C’était lors de son rassemblement à Phœnix dimanche. Pravind Jugnauth a allégué haut et fort que Navin Ramgoolam, leader du Parti travailliste, détiendrait un compte bancaire au sein de la Development Bank of Singapore. Le Premier ministre sortant est allé jusqu’à révéler le présumé numéro de compte ainsi que des détails sur les transactions supposées qui y ont transité, suscitant des questions autour du respect du secret bancaire et de l’éventuelle illégalité de cette divulgation. De son côté, Navin Ramgoolam a, lors d’une conférence de presse, fermement nié posséder un quelconque compte à l’étranger. Des «relevés bancaires» qui circulent laissent penser le contraire mais restent à être authentifiés. Le leader de l’Alliance du changement a souligné que les autorités singapouriennes sont très strictes, surtout concernant les «politically exposed persons».
Mais Ramgoolam n’est pas le seul à faire les frais de telles allégations. Au cours des derniers jours, d’autres «documents», pas authentifiés, circulent sur les réseaux sociaux, qui tendent à faire croire que d’autres personnes détiendraient elles aussi un compte ou des comptes à l’étranger, tant du côté du pouvoir que d’opposants. L’article 64 de la Banking Act de 2004 est pourtant clair à ce propos. Il interdit aux directeurs et employés des institutions financières régies par la Banque de Maurice de divulguer des informations sur les affaires de leurs clients sans consentement explicite.
Cependant, Me Siv Potayya, avocat, souligne une «zone grise» car le compte présumé se trouve dans une banque étrangère non régie par la Banque de Maurice, ce qui rend complexe l’application stricte de l’article 64 de la Banking Act mauricienne. Toutefois, ce qui intrigue davantage l’avocat, c’est la manière dont les autorités mauriciennes auraient pu obtenir de telles informations bancaires de Singapour. En l’absence d’une enquête officielle en cours ou de soupçons de fraude ou de blanchiment d’argent contre Navin Ramgoolam, il semble difficile de justifier légalement l’accès à ces données. «Y a-t-il eu un ordre de la Cour suprême pour obtenir des informations sur ce compte ?» s’interroge l’avocat.
Ordre de la cour
Il est interdit de divulguer, rappelons-le, sans l’accord du client, toutes les informations liées aux dépôts, emprunts, transactions ou tout autre renseignement personnel ou financier. La divulgation de telles données sans autorisation légale pourrait constituer une infraction grave et porter atteinte à la réputation du système bancaire. La Banking Act prévoit qu’en cas de besoin légitime, certaines autorités mauriciennes, telles que la Financial Crimes Commission (FCC), la Financial Intelligence Unit (FIU), ou encore le commissaire de police, peuvent solliciter des informations bancaires sous condition de l’obtention d’une ordonnance du juge en référé.

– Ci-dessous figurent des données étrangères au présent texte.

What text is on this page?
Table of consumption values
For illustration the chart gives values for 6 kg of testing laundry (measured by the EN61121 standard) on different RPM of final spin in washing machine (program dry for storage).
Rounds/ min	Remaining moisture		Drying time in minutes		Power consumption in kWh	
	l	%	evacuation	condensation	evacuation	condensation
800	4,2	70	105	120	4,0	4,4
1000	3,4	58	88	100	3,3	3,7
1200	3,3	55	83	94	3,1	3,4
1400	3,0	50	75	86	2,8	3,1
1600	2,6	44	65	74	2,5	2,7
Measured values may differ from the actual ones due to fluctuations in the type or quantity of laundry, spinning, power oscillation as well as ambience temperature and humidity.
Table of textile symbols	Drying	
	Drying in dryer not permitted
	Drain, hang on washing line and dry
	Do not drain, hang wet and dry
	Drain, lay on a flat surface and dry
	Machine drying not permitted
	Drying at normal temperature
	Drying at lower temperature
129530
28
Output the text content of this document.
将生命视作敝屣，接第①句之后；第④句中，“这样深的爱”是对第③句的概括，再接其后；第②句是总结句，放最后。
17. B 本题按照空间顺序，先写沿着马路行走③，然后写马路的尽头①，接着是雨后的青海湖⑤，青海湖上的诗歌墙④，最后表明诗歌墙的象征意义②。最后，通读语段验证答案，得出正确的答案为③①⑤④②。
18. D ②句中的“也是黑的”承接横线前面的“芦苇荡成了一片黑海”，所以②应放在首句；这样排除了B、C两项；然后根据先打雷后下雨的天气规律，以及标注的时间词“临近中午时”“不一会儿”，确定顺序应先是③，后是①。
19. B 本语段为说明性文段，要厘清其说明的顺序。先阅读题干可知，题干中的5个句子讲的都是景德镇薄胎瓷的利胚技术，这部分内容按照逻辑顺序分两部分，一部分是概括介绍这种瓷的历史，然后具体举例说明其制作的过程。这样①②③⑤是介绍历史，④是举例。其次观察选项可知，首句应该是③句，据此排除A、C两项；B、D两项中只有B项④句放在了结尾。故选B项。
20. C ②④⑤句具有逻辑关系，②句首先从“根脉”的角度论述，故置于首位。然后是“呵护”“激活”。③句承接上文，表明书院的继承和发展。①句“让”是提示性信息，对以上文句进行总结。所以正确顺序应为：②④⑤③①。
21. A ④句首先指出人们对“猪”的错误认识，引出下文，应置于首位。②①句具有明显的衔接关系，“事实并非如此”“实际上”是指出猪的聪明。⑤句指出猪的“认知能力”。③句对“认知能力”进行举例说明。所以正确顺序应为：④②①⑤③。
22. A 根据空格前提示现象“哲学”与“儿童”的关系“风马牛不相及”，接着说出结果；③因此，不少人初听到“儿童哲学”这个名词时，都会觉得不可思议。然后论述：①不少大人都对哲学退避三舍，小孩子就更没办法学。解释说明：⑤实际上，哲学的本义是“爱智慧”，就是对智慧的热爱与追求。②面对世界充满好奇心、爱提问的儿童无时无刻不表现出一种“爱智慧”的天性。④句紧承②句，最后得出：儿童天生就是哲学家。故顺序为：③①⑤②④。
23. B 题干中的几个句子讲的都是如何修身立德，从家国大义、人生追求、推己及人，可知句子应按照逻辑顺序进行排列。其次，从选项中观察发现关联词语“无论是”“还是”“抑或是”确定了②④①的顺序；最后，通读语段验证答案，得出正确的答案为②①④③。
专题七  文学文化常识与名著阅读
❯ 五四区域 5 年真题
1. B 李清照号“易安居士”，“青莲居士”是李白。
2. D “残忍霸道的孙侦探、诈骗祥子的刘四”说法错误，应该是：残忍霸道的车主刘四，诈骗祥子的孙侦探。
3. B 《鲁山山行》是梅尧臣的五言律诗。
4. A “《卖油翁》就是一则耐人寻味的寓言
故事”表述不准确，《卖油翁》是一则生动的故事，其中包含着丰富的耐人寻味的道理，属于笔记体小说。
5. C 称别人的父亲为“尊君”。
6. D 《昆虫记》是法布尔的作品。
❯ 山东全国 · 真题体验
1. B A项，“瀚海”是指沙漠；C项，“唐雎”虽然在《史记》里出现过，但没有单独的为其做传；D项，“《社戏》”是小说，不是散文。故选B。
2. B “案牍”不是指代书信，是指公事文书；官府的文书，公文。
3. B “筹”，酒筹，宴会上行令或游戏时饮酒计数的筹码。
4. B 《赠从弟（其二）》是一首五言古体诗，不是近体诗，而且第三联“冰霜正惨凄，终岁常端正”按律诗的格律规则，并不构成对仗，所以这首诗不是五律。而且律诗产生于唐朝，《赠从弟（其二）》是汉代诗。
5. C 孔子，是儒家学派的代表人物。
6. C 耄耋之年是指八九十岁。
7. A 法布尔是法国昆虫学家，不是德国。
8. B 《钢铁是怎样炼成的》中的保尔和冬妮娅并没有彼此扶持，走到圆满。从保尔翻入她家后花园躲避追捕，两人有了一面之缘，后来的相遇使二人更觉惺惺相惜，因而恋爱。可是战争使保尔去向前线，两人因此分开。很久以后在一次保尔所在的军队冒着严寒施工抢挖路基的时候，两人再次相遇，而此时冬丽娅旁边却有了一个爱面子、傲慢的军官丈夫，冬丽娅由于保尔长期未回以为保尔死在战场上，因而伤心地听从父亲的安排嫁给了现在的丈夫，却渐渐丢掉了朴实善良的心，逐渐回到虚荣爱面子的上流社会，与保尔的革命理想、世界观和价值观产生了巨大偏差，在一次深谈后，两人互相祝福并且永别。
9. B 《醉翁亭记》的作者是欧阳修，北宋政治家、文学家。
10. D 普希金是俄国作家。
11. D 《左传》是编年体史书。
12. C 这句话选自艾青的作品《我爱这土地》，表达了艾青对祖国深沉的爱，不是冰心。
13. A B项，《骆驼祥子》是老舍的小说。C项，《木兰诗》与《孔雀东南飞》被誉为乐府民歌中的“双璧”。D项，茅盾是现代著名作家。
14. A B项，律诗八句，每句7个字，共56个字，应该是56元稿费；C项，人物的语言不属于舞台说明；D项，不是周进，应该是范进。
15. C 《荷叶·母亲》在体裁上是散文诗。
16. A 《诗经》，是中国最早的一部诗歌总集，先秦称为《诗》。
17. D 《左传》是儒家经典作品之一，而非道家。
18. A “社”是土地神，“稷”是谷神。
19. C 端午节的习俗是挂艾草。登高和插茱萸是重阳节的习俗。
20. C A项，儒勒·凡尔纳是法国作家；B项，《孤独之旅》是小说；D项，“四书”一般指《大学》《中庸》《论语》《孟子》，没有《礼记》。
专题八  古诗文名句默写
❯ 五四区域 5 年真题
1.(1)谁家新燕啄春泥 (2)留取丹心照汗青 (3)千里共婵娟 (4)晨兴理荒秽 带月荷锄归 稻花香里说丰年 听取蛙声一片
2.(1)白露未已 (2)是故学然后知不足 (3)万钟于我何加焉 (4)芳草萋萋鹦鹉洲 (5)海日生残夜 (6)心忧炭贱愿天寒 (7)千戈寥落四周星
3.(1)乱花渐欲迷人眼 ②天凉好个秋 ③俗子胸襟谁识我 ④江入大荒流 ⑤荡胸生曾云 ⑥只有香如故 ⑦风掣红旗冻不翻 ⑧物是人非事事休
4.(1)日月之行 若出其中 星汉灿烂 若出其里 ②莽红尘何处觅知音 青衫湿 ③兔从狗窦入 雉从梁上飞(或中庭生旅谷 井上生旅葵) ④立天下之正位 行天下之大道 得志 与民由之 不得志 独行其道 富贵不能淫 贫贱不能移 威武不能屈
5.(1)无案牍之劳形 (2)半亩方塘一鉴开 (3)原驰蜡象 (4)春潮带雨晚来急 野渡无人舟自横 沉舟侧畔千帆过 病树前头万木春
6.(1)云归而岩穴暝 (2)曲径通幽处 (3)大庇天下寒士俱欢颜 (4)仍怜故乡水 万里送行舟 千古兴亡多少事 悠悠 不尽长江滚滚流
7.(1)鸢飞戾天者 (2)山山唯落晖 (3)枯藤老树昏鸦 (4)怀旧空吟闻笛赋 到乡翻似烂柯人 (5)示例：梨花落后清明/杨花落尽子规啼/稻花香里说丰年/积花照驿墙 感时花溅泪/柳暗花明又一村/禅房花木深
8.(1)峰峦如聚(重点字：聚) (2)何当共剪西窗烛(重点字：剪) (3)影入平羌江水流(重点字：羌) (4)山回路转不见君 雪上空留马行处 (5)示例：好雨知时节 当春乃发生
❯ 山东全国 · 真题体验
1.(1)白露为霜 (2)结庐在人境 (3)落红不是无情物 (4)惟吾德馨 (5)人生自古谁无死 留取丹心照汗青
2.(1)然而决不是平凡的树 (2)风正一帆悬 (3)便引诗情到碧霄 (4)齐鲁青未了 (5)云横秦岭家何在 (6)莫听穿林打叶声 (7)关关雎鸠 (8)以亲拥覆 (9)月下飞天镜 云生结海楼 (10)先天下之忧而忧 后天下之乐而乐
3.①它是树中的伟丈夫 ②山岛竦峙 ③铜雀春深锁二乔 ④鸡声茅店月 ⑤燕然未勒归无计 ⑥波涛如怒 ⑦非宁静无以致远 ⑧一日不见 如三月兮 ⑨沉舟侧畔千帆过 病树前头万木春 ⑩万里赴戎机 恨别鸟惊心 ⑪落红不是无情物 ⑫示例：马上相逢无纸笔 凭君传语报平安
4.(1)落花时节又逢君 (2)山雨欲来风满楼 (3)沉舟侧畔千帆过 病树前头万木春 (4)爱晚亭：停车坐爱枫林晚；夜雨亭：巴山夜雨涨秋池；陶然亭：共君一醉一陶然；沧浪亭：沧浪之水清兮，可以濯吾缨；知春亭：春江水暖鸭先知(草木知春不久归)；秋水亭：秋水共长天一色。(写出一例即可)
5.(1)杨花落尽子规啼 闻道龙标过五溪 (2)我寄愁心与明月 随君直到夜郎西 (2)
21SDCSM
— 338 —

Cependant, rien n’indique qu’une telle procédure ait été respectée dans le cas de Ramgoolam. Pourtant, lors de son cours, Pravind Jugnauth l’a bien précisé : «Les autorités singapouriennes l’ont confirmé aux autorités mauriciennes.» Les procédures «ont-elles été suivies et quelles sont ces autorités mauriciennes qui ont fait une telle demande et sur quelle base», se demande Me Potayya. Il importe de souligner que pour que les institutions mauriciennes demandent des informations auprès de celles de l’étranger, il doit y avoir une sorte d’accord entre eux. Me Potayya explique que, même si une personne possède des comptes bancaires à l’étranger, cela ne constitue pas en soi un délit, à condition que ses obligations fiscales soient respectées dans son pays de résidence.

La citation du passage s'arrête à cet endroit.